Au début, Momo ne sait pas qu’il n’a pas de mère. «Je ne savais même pas qu’il en fallait une», marmonne l’enfant, ennuyé. Car Momo a Madame Rosa, la grosse et moche et vieille Madame Rosa, son pilier de graisse et de rides à lui, son mur des lamentations, surtout après avoir gravi, en soufflant, six étages d’escaliers. «Je mettais la main sur sa poitrine et je sentais son coeur, malgré tous les kilos qui nous séparaient», se souvient le gosse, ému. Madame Rosa, c’est le dernier rempart de Momo contre l’Assistance publique, contre la rue, son refuge mais aussi celui de Banania et de Moïse, de tous ces «mômes qui n’avaient pas pu se faire avorter à temps et qui n’étaient pas nécessaires», résume-t-il, lucide à tout juste dix ans.

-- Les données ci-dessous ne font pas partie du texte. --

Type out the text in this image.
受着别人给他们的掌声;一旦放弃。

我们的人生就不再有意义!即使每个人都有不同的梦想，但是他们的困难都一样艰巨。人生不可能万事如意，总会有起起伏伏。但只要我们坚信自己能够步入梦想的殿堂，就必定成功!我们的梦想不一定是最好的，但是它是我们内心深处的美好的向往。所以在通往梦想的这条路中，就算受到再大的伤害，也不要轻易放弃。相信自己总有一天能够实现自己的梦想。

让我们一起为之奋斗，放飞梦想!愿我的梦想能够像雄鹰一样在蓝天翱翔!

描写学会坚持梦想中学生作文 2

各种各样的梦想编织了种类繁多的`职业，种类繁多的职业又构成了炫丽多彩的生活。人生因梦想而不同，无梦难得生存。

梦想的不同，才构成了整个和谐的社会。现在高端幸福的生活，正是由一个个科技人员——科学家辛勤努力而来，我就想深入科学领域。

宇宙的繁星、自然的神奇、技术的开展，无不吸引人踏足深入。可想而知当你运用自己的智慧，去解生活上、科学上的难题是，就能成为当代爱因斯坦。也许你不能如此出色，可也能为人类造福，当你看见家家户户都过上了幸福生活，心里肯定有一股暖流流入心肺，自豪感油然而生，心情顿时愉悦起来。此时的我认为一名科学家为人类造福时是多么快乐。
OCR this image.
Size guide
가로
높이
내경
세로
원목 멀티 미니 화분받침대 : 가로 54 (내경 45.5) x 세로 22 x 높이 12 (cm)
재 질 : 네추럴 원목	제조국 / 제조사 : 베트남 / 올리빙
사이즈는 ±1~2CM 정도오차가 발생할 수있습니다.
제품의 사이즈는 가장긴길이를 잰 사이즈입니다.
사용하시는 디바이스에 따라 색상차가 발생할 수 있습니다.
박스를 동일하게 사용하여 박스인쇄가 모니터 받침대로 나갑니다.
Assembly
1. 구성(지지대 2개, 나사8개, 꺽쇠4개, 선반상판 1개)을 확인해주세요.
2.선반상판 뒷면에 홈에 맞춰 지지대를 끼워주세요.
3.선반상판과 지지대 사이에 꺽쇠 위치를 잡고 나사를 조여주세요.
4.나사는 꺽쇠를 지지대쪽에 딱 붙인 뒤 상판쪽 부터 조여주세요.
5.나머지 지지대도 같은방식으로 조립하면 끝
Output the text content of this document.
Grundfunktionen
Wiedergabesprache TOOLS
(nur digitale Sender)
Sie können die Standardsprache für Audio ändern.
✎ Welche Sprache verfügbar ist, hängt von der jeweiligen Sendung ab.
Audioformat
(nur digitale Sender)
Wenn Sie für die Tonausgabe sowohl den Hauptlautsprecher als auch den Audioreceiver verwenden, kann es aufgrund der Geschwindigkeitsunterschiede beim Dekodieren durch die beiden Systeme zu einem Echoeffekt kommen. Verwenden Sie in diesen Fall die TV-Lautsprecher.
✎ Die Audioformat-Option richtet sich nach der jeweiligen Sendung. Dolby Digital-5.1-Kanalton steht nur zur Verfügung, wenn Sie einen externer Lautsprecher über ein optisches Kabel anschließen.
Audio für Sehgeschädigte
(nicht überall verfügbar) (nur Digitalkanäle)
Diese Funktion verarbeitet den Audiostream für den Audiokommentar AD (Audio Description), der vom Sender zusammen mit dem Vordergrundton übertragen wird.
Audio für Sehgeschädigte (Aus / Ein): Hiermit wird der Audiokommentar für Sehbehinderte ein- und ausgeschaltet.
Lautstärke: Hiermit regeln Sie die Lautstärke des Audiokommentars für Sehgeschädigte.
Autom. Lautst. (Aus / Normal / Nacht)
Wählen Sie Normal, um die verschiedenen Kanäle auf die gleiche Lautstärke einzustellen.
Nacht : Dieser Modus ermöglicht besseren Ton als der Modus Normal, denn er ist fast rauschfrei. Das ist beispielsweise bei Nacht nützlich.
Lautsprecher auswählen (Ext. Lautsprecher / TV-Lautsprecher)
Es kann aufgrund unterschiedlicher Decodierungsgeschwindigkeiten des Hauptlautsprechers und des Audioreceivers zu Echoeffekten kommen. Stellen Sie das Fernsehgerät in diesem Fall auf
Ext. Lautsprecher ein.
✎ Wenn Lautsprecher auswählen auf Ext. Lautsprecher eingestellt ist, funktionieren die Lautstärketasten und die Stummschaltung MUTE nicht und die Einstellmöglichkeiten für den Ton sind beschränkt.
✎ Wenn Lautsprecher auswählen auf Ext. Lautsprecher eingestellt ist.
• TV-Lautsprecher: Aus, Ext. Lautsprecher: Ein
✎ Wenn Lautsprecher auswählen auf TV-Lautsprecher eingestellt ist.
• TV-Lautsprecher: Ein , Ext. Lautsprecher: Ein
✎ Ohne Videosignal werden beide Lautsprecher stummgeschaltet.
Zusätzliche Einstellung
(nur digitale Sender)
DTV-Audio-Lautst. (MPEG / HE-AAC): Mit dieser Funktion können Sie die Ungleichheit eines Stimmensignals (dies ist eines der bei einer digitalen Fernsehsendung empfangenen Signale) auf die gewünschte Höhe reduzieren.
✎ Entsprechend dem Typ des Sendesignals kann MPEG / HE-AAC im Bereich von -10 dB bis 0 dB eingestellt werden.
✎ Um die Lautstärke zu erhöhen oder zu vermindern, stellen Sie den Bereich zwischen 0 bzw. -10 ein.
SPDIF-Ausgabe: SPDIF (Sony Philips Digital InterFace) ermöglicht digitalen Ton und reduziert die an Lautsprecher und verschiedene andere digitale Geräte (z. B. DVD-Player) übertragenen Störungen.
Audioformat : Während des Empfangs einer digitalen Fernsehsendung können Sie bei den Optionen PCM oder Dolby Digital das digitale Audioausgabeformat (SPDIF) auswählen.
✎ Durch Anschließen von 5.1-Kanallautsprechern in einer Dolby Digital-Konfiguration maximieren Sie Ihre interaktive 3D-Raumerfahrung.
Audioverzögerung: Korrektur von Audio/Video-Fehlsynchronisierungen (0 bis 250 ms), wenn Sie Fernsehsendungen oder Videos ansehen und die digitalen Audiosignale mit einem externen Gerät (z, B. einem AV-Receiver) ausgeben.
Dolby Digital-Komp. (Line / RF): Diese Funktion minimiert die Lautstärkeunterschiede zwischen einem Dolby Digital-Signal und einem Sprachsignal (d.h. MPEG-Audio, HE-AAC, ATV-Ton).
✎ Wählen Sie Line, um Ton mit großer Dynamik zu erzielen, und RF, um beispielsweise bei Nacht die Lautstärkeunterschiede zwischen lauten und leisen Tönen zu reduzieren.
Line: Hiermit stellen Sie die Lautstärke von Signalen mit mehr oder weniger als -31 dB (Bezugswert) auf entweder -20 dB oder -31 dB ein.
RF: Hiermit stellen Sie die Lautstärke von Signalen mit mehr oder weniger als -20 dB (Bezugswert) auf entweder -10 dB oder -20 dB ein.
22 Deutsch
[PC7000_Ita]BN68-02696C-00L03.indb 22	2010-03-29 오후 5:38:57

Vu comme ça, le roman est une source inépuisable de chagrin. Et puis quels personnages! Si peu «glamour», si peu présentables. Une vieille juive obèse hantée par les camps, qui tient une crèche clandestine pour enfants de femmes «qui se défendent» à Pigalle, pour enfants de prostituées, si vous préférez. Une ribambelle de petits Arabes, de petits Africains, de petits Juifs, aux mères si ingrates, si indignes qu’elles en oublient même de payer. Il y a aussi les maquereaux de ces dames, Momo les appelle des «proxynètes», comme ce Monsieur N’da Amédée qui vient souvent se faire rédiger des lettres par Madame Rosa, car il ne sait pas écrire, mais personne ne doit le savoir. «Quand il parlait, Monsieur N’Da Amédée faisait des gestes et s’émouvait et finissait même par se fâcher sérieusement et par se mettre en colère, pas du tout parce qu’il était furieux mais parce qu’il voulait dire à ses parents beaucoup plus de choses qu’il ne pouvait s’offrir avec ses moyens de bas étage. Ça commençait toujours par cher et vénéré père et puis il se foutait en rogne car il était plein de choses merveilleuses qui n’avaient pas d’expression et qui restaient dans son cœur». Pas un personnage pour rattraper l’autre, vous dis-je.

Ode à la vieillesse  

Mais attendez que je vous révèle comment l’écrivain a réussi à faire de ce contexte effroyable une marrade totale: d’abord par le langage que déploie Romain Gary, une fabuleuse prouesse stylistique. Momo, le narrateur, a entre neuf et quatorze ans et doit donc parler comme les enfants de son âge, capturer des mots, des expressions d’adultes, les tordre, les malaxer, les recracher à sa manière. Cela donne des phrases d’une naïveté irrésistible, des maladresses sublimes, qui expriment souvent mieux la réalité que les maximes les plus savantes, les plus tarabiscotées. Voyez, par exemple, comment il décrit la décrépitude de sa vieille mère par défaut : «Malheureusement, Madame Rosa subissait des modifications, à cause des lois de la nature qui s’attaquaient à elle de tous les côtés, les jambes, les yeux, les organes connus tels que le cœur, le foie, les artères et tout ce qu’on peut trouver chez des personnes très usagées». Plus loin : «La seule chose qu’elle ne voulait pour rien au monde, c’était le cancer, et là elle avait de la veine vu que c’était la seule chose qu’elle n’avait pas». Monsieur Hamil, l’autre pilier de Momo, un sage vieillard qui sombre, peu à peu, dans la démence, a droit, lui aussi, à des descriptions magnifiques de candeur et d’intelligence : «Je voyais qu’il faisait un gros effort pour se rappeler, mais tous ses jours étaient exactement pareils depuis qu’il ne passait plus sa vie à vendre des tapis du matin au soir, alors ça faisait du blanc sur blanc dans sa tête». Le même Monsieur Hamil, au faîte de sa lucidité, disait à Momo que «le temps vient lentement du désert avec ses caravanes de chameaux et qu’il n’était pas pressé car il transportait l’éternité».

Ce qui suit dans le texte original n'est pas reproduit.